This year is definitely going to be different for Christmas. I have always loved this time of year....all of it! The music, the festivities, baking cookies, presents, making big x-mas dinners with the family, celebrating with friends, even the snow! I also usually transform our house for the holiday. I have different bathroom decor, throw pillows, christmas villiages, you name it! I go all out. But this year is different. This year does not feel festive. We did put up a tree because I felt we should acknowledge all of Noah's ornaments he got last year for his first Christmas. And we are continuing to get more this year for him from people that want us to have special things to remember Noah by. So many people have sent cards, emails, facebook messages, gifts, etc just acknowledging that this is going to be an incredibly difficult holiday for us. I want to thank you so much for all your support. It is people like you that help us survive this. I've decided against the term "Get through this". Because what is there to get through? It's not an obstacle to overcome, or something that we'll ever be "over". We can't get better from this as Noah won't be coming back. We just have to survive it. It's the only option we're given. So that is what we are going to do. I'm not sure exactly how but I have to have faith that 2011 will bring us some joy.

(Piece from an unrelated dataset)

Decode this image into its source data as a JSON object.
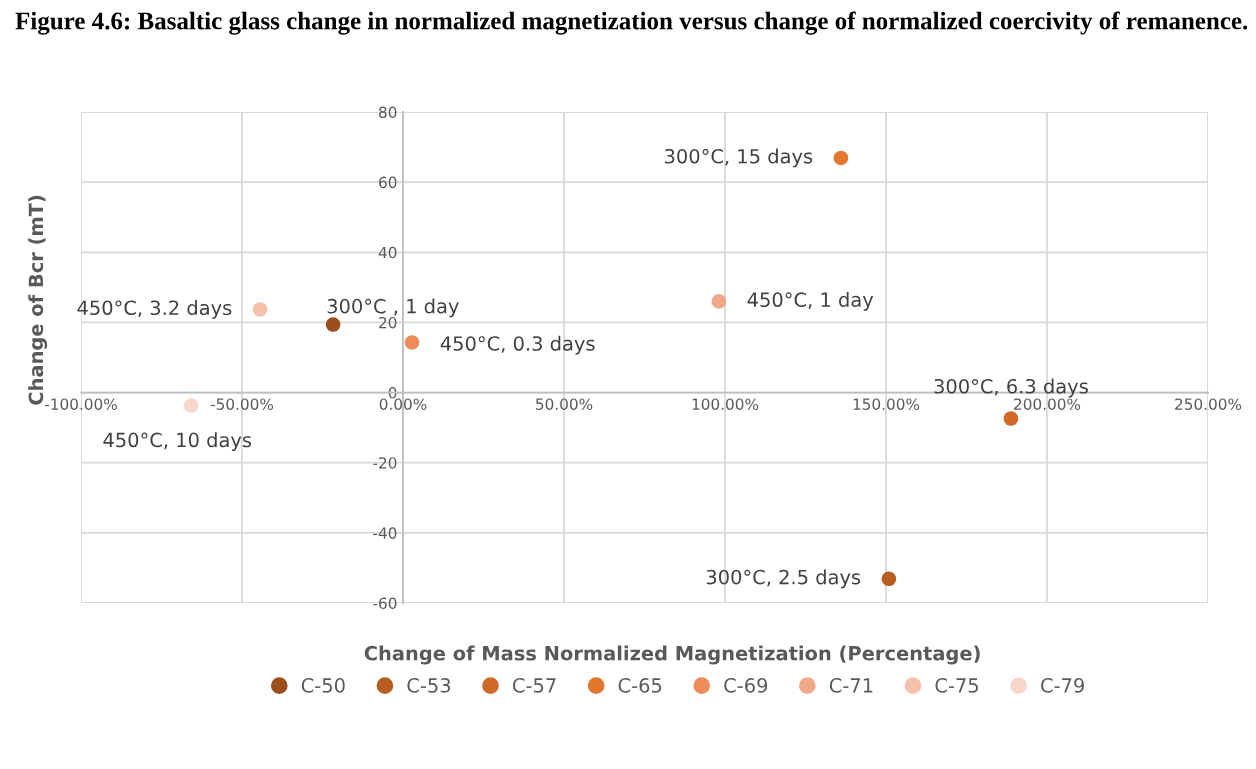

I don't know what could actually bring us joy right now, but something has to. It has to get better.
We're determined to continue to help raise money for 2 organizations that are extremely important to us. If you want to donate to either of these causes you can do so online at the links below. What a great way to help out and pay it forward this holiday season!
SIDS Research - you can donate in Noah's name
Multiple Myeloma - you can donate in my mom's name - Jodi Eggenberger
Here's my Christmas wish: please stop complaining. I'm so sick and tired of people that complain about how hard their life is and how things didn't go according to their "plan". Or someone cut them off on the drive in, the holidays are stressful, there's so much to do, I don't know how I'm going to get it all done, their kid is sick, they hate the weather, etc, etc, It's so frustrating! Everytime I want to say, "you know it can be worse, right?" Why do we complain so much? I am SO guilty of this, I will admit. However, now nothing phases me. Nothing else really bothers me that much because I've already experienced the worst possible thing in the entire world. So I ask you this - when you're about to complain about something stop and think for a second...is this really something necessary to complain about? If your family member is ill, you are struggling for money, someone died, or something else that really is life altering - that is one thing. But sometimes you really don't have it all that bad. Lets try to be grateful for what we have. Be grateful that you have your families, your children, your friends. Don't take a day for granted because you never know when it could be someone's last day. Don't ever bank on having next year or another day to do something. Do it now, because trust me...life is short and full of surprises. It's the one thing we really can't control.
Wishing everyone a happy holiday. Please take a special moment to think of my angel Noah who only got 1 Christmas. Lets be thankful for all the years we've been given.